Nesta ocasião, lidamos com algo, decerto, inédito, virulento demais para ser facilmente compensado ou subestimado, de um acontecimento demasiado surpreendente, de um processo sorrateiro de cujas rajadas silenciosas tomamos conhecimento por todo lugar e quiçá tardiamente. Trata-se de uma crise que vai além do próprio entendimento hodierno do que seja uma crise – possivelmente, a mais perigosa (porque pode implicar – e ora implica – em prejuízos substanciais, alguns deles irrecuperáveis) e dissimulada (porque chega à maioria de nós de maneira furtiva e, estranhamente, atraente). Trata-se, igualmente, em meio aquelas de que se tem notícia, da de maior abrangência e viabilidade, generalizada em seu dar-se e atrevida em sua capacidade de permanência e recrudescência, difícil, com efeito, de se apreender, enfrentar e reverter.

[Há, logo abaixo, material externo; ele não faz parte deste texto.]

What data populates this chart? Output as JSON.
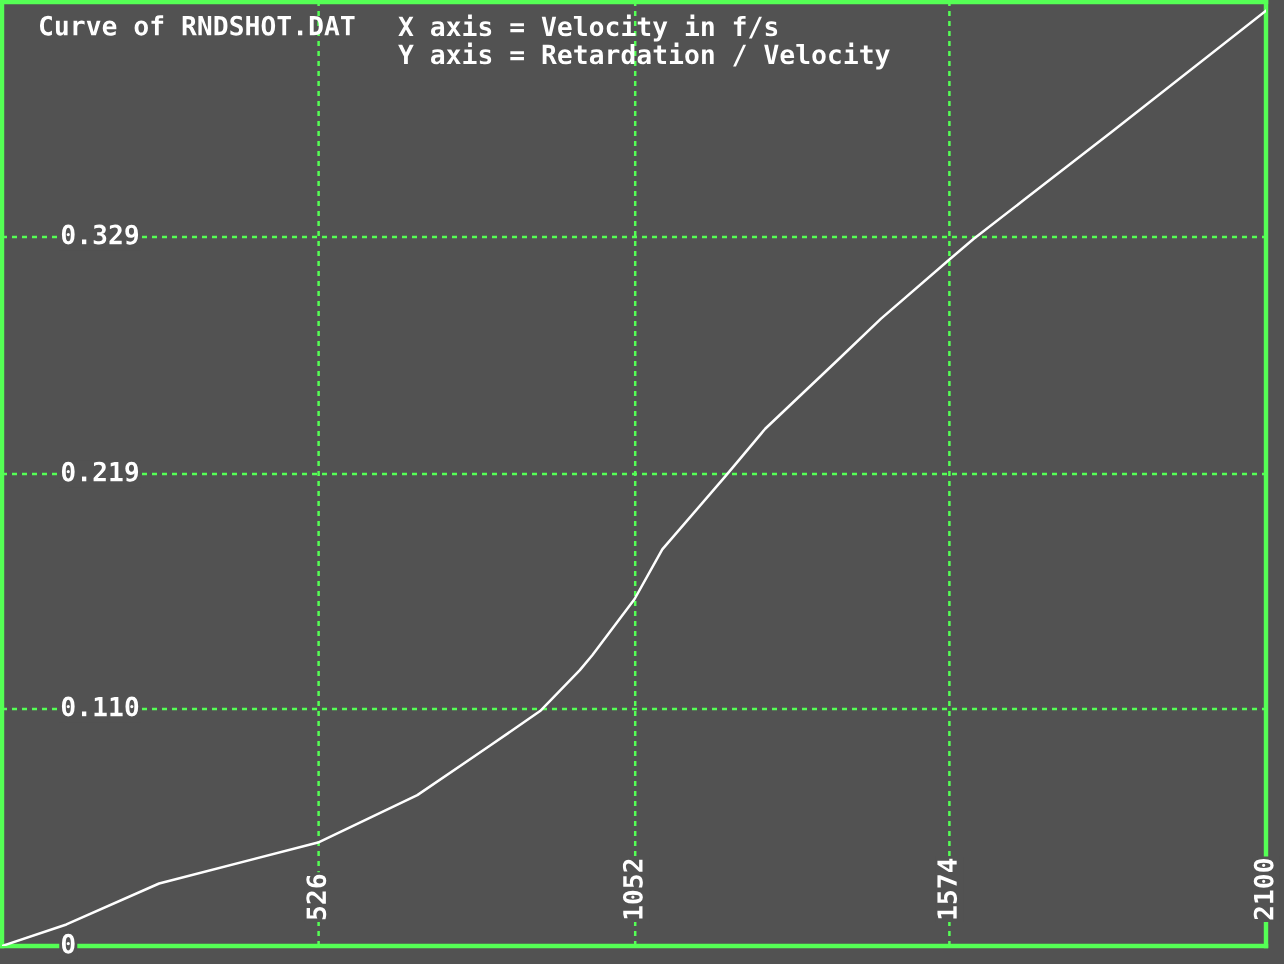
{
  "chart_data": {
    "type": "line",
    "title": "Curve of RNDSHOT.DAT",
    "xlabel": "X axis = Velocity in f/s",
    "ylabel": "Y axis = Retardation / Velocity",
    "x": [
      0,
      107,
      261,
      525,
      690,
      811,
      894,
      960,
      981,
      1051,
      1097,
      1202,
      1268,
      1389,
      1460,
      1576,
      1614,
      1697,
      1845,
      2100
    ],
    "values": [
      0,
      0.01,
      0.029,
      0.048,
      0.07,
      0.093,
      0.109,
      0.128,
      0.135,
      0.161,
      0.184,
      0.218,
      0.24,
      0.272,
      0.291,
      0.319,
      0.328,
      0.346,
      0.378,
      0.434
    ],
    "color": "#ffffff",
    "xlim": [
      0,
      2100
    ],
    "ylim": [
      0,
      0.438
    ],
    "xticks": [
      526,
      1052,
      1574,
      2100
    ],
    "yticks": [
      0,
      {
        "value": 0.11,
        "label": "0.110"
      },
      0.219,
      0.329
    ],
    "grid": true
  }
}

Não se contentando com as espáduas do gigante, o anão foi ao topo de sua cabeça e, de lá, passou a nos observar atentamente e melhor, pois agora tudo vê sobre o que somos – sussurrando palavras de ordem nos ouvidos do parceiro. A minúscula criatura sabe, sobre nós, o que inclusive não sabíamos. Tirando proveito máximo de sua mínima compleição – garantido pelo inacreditável distanciamento do solo (que o torna praticamente inacessível a nós), nos mantém, panopticamente, diante de si, prisioneiros das cartas marcadas de seu olhar de máquina e – cristalina a nossa perplexidade – descaradamente nos manipula. O que, afinal, sería ou representaria ele? Uma espécie de versão bizarra do Big Brother? Um Pequeno Irmão fortalecido – por certo a contragosto, se fosse o caso, de Winston Smith e Julia, os infelizes protagonistas de 1984, e de seu autor George Orwell – por uma invisibilidade colossal, disfarçada na aparênca fácil do gigante debilóide? Uma brincadeira de mau gosto como as oferecidas por esses deprimentes reality shows que, à guisa do pesadelo proposto por Cortazar aos dois irmãos de Casa tomada (o mais provocante conto de seu Bestiário), invadem, anonimamente, nossos apartamentos deixando atrás de si apenas ruídos, e tanto nos oprimem, sem que o percebamos, hoje em dia? Tão nítidas se tornam, para aquela esdrúxula simbiose de olho e corpo, de imagem e registro, de captura e processamento, as nossas incontáveis fraquezas e desejos que com elas brinca e joga, sempre com um tom sarcástico. Tão óbvia lhe parece a nossa hybris que nela só faz investir, furiosa e implacavelmente. Fome de saber (mas não de sabedoria). Ânsia de renovação (mas não de criatividade). Simpatia pelo bruto do texto (mas não pelo sutil das entrelinhas). Horror vacui ao revés: é a busca da plenitude discursiva que nos entala e empanturra, não a aerofagia das lacunas – matizado esvaziamento completante.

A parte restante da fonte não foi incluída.